The diaphragm has an opening to the vagus nerve which sends signals to the brain and is connected to most of the organs. So, by slowing the breathing with longer pauses, the vagus nerve will be affected and also send calming signals to the brain to relax.

Oxytocin is a hormone that helps us feel filled up with good feelings and resources and helps with stress regulation and is stimulated by the vagus nerve. More of this  this hormone is increased and sent to the brain by the calm four part breathing.

Greater Productivity and Managing Stress

Why does it make us more productive to lower stress?

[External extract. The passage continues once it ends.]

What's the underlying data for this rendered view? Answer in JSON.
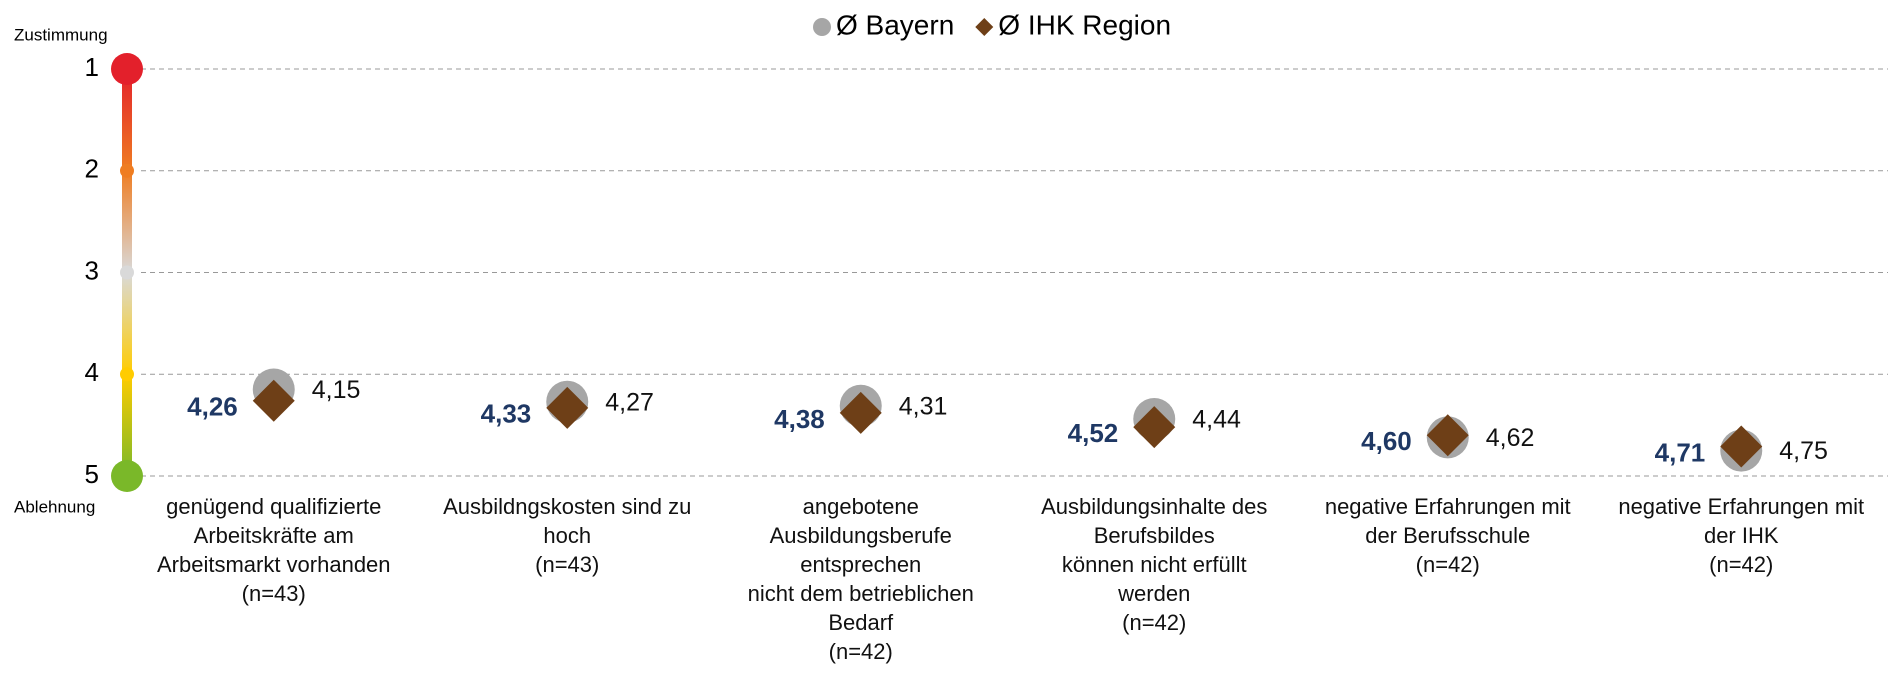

The brain uses the more developed thinking part of the brain, the neocortex, when we are calm. When we access the whole brain we experience more clear thinking.

When stressed, less of the brain is available to us. Just the primal area of the brain is available. So, we become reactive and less responsive. This is the fight or flight mode of stress and the blood goes to this part of the brain so that we can “get away from the tiger” as our bodies once needed to do! But there are usually no tigers these days; so, the increased energy and blood to the primal part of the brain builds up. It can leave us with reactivity and overwhelm. In addition, we can lose access to the kind of thinking we need under stress.

Managing Stress and Creating Healthy Habits in the Body

There is such a thing as positive or “good” stress. We can build resilience to stress through activities like exercise, breathing and even intentionally discomforting practices like cold water plunging -check with doctor always when practicing. These activities can stimulate our immune system and nervous system to be more active and resilient.

Exposing the body to manageable stress intentionally -like exercise- can help prepare us for life’s inevitable stresses. The body learns through repeated practice so by consistently applying these tools, you can develop automatic responses when needed.

 Positive thoughts can play a crucial role in lowering stress. It is great to have a lot of tools available and see what works best for you.